Increasing incarceration

America vs. Human Rights

“The United States has long regarded itself as a beacon of human rights, as evidenced by an enlightened constitution, judicial independence, and a civil society grounded in strong traditions of free speech and press freedom. But the reality is more complex; for decades, civil rights and civil liberties groups have exposed constitutional violations and challenged abusive policies and practices. In recent years, as well, international human rights monitors have documented serious gaps in U.S. protections of the human rights of vulnerable groups. Both federal and state governments have nonetheless resisted applying to the U.S. the standards that, rightly, the U.S. applies elsewhere.”
Human Rights Watch

But human rights campaigners say it is inappropriate that the case was ever moved to the adult court system in the first place.

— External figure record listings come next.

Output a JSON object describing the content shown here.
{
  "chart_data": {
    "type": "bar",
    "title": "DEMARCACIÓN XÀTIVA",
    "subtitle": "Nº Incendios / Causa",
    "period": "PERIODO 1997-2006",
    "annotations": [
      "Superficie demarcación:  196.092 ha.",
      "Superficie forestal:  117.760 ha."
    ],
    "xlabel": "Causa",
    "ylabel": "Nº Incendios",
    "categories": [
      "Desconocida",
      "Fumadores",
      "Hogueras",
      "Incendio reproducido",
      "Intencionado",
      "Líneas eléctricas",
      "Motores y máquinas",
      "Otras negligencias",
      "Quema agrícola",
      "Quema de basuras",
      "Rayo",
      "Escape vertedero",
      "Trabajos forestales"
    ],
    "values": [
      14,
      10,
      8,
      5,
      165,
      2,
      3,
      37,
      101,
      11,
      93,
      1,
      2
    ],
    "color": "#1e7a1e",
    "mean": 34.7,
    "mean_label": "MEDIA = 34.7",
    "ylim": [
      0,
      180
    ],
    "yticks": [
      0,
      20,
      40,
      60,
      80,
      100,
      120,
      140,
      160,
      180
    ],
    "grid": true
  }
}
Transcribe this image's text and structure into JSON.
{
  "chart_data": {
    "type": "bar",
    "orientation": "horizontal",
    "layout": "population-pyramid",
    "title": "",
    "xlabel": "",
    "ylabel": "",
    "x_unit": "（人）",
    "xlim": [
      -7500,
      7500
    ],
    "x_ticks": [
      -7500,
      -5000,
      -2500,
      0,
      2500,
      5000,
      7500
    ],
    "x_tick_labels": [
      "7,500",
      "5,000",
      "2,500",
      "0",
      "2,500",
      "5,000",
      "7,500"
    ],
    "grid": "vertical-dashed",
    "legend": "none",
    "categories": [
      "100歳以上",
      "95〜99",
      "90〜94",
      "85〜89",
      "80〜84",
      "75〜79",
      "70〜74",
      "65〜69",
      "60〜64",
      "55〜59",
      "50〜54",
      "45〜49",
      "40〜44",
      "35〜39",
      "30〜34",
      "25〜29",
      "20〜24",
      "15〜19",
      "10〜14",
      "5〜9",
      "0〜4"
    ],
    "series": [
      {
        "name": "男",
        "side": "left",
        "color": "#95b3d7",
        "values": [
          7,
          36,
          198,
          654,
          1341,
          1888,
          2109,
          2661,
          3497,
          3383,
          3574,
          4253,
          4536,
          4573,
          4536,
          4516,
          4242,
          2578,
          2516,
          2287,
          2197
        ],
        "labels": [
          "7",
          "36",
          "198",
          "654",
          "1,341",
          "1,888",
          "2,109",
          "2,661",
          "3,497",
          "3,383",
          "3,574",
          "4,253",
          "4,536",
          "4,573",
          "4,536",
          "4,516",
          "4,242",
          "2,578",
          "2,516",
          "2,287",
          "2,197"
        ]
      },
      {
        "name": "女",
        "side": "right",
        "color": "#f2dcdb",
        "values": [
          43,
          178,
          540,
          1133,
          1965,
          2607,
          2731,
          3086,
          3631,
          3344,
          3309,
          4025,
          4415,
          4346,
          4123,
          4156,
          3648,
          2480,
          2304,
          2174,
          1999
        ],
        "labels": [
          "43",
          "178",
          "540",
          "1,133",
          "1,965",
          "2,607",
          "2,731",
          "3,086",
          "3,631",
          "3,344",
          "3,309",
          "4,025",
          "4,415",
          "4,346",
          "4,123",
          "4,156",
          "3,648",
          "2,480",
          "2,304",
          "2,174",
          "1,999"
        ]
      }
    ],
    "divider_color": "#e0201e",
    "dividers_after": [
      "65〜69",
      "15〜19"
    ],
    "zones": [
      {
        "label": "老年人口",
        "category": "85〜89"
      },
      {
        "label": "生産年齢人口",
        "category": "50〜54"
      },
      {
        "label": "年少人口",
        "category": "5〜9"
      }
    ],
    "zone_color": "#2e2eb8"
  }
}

“Juveniles who commit crimes, while they may commit a crime just as violent as an adult’s, should receive treatment appropriate to their age and their culpability,” says Alison Parker, a senior researcher in the US programme at Human Rights Watch in New York.

While she is not familiar with the specifics of the Esmie Tseng case, she says an increasing number of minors are being tried as adults in the US.

The New York Times has reported that about 9,700 Americans are serving sentences as adults for crimes they committed as minors.

“They are still children. Our laws define them as children. They can’t sign legally binding contracts, they can’t vote, they can’t smoke, they can’t drink,” Ms Parker says.

“It is not that they shouldn’t be punished, but the punishment should be commensurate with who the offender is,” she argues.

She says Human Rights Watch has documented cases where minors in the adult correctional system suffer abuse - particularly in the case of girls, because there are comparatively few in the system.

Rick Buehler, head of staff training at the Topeka prison where Esmie is likely to serve her time, says there are no separate facilities for minors there.

She would not be the youngest person ever sent there, he says, but the staff “would be concerned about somebody so young”.

Right sentence?

Mr Horwitz is certainly concerned.

“There are truly hardened people there,” he says of the prison.

“If you were to sit down with this girl for five minutes, you would know she is not in any way, shape or form a threat to society. This was a domestic issue with tragic results.”

But the district attorney remains steadfast in the face of such arguments.

“People have to remember that she committed an incredibly heinous crime. I refuse to buy into this thing that she is a babe in the woods who is going to get victimised.”